Yazarak Gitmek
Neden yazarız? Yazmak yalnızlığın bir sonucu mudur yoksa sebebi mi? Kimlere yazar deriz peki; yazmayı sevenlere mi, yazdıkları sevilenlere mi? Yazı yazmak için bana benden başka ne gerekir? Bu soruları ve daha nicelerini düşünüyorum bugün, cevapları bulursam onlar için de yazacağım.
Yazmak için bir ulaşım şekli diyelim: A noktasından B noktasına giderken aklınıza gelen her yere uğradığınız bir ulaşım şekli. Komik geliyor kulağa ama benim yazma deneyimim tam da bu şekilde ilerliyor. B noktasında, haritaya dönüp ayak izlerime baktığımda ise kafamda bir sürü soru işareti beliriyor. Sonra B’den A’ya geri dönüyorum aynı adımları takip ederek, anlamaya çalışıyorum seçtiğim yol ayrımlarını. Bu yüzden bir yere yazarak gitmek arabayla gitmeye benzemiyor. Arabayla giderken bütün kavşaklardan bilinçli bir şekilde dönüyorum. Yazarken yol bittiğinde görüyorum keskin dönüşlerimi. Trene de hiç benzemiyor, bütün rota demirlerle belirlenmiş değil. Parmaklarımın ucunda rota, tabii yazdığımın farkında olduğum anlarda.
Bazen tam yazının ortasında biter yol; karakterimin kafası karışır, olduğu yerde oturur kalır. Böyle anlarda anlarım yazdığımı ve işte böyle anlarda işler tehlikeli hâle gelir. Kalkarım yerimden karakterimin kostümlerini giyerim, onu kaldırır oturduğu yere otururum. Empatinin çok ötesinde bir ruh hâline bürünürüm, o olurum. Bundan sonra yol bir süre çok yavaş ilerler. Düşünmem gerekir bol bol, sadece onun kostümünü giyerek kafa yapısını anlayamam sonuçta. Geçmişine bakarım, dinlemeye çalışırım onu ve kendimi. İnce ince bütün detayları işlerim. İşledikçe kostüm dediklerim benim kıyafetim olur, tam oturur üzerime ve ondan sonra yol almak kolaylaşır.

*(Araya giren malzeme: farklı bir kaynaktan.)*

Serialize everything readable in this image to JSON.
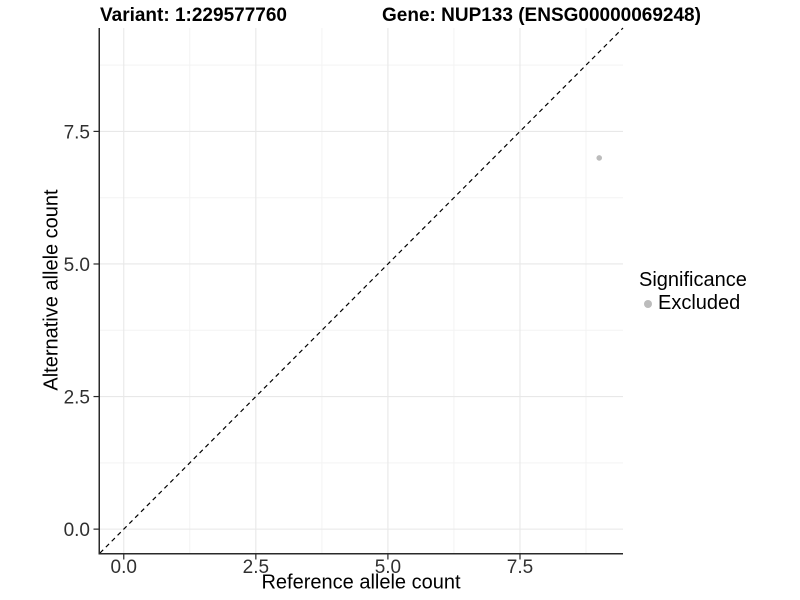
{
  "chart_data": {
    "type": "scatter",
    "title_left": "Variant: 1:229577760",
    "title_right": "Gene: NUP133 (ENSG00000069248)",
    "xlabel": "Reference allele count",
    "ylabel": "Alternative allele count",
    "xlim": [
      -0.45,
      9.45
    ],
    "ylim": [
      -0.45,
      9.45
    ],
    "x_major_ticks": [
      0,
      2.5,
      5,
      7.5
    ],
    "y_major_ticks": [
      0,
      2.5,
      5,
      7.5
    ],
    "x_minor_ticks": [
      1.25,
      3.75,
      6.25,
      8.75
    ],
    "y_minor_ticks": [
      1.25,
      3.75,
      6.25,
      8.75
    ],
    "tick_format_decimals": 1,
    "grid": "major+minor",
    "series": [
      {
        "name": "Excluded",
        "color": "#bcbcbc",
        "points": [
          {
            "x": 9,
            "y": 7
          }
        ]
      }
    ],
    "reference_line": {
      "kind": "identity y=x",
      "style": "dashed",
      "color": "#000000"
    },
    "legend": {
      "title": "Significance",
      "position": "right",
      "items": [
        {
          "label": "Excluded",
          "marker_color": "#bcbcbc"
        }
      ]
    }
  },
  "colors": {
    "background": "#ffffff",
    "axis_line": "#2a2a2a",
    "tick_mark": "#2a2a2a",
    "tick_label": "#303030",
    "grid_major": "#e8e8e8",
    "grid_minor": "#f3f3f3",
    "point": "#bcbcbc",
    "identity_line": "#000000"
  }
}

Benim A’dan B’ye yolculuğum kendime ait bir oda bir salonumdan ibarettir. Salonumun ölçüleri yirmi satıra otuz beş satır mesela. Şimdi yedi yüz satırkare mi dersiniz bilemiyorum ben ama satırla olunca işler öyle yürümüyor. Çünkü bir yazının, bir şiirin büyüklüğünü kelime sayısı belirlemiyor. Ne şairler geldi salonuma, sayfalarca yazdılar ama kenarda hâlâ bir romanlık yer kaldı ne şairler geldi, onların dört dizesini sığdırabilmek için koltuk takımını yan odaya taşımam gerekti. O yüzden yazarak yolculuk yapmanın birimleri alışkın olduğumuz birimlerden oldukça farklı. Bir adımınız size başka bir ülkeye götürürken bin adımınız sizi ancak yan apartmana götürebilir. Beklentileri düşürmek bile değil direkt yok etmek lazım. İlk gördüğünüz noktalama işaretine sıkıca tutunun ve sizi gideceği yere götürmesine izin verin.
O yüzden diyorum işte yazdığım farkında olduğum anlarda diye. Çünkü noktalama işaretleri sinsidir, sizi oldukça kolay kandırırlar. Siz yazarken onları kullandığınızı zannedersiniz ama onlar nereye gitmek istiyorsa size ona göre cümleler yazdırırlar. Siz değil onlar anlatır karakterinizi ve eksilen parçalarınızı toparlar arkanızdan. Çünkü bilirler yazı bittiğinde tekrardan kendinize ihtiyaç duyacaksınız.
B noktasına geldiğimde büyük bir mutlulukla çıkarırım kostümümü ve kendi kıyafetlerime geri dönmek isterim. Her seferinde bol gelir bana kıyafetlerim, hatırlarım yazarken içimin parçalandığı her anı ve geri dönerim cümlelerime. Utana sıkıla noktalama işaretlerinden isterim düşen parçalarımı, her cümleyi tekrar tekrar okurum neyi nerede düşürdüğümü bulabilmek için. Son noktayı koyduğum anda değil de geri dönüp tüm parçalarımı topladığım zaman biter aslında öyküm. Karakterim olması gereken yerdedir ve kıyafetlerim üzerime tam olmuştur.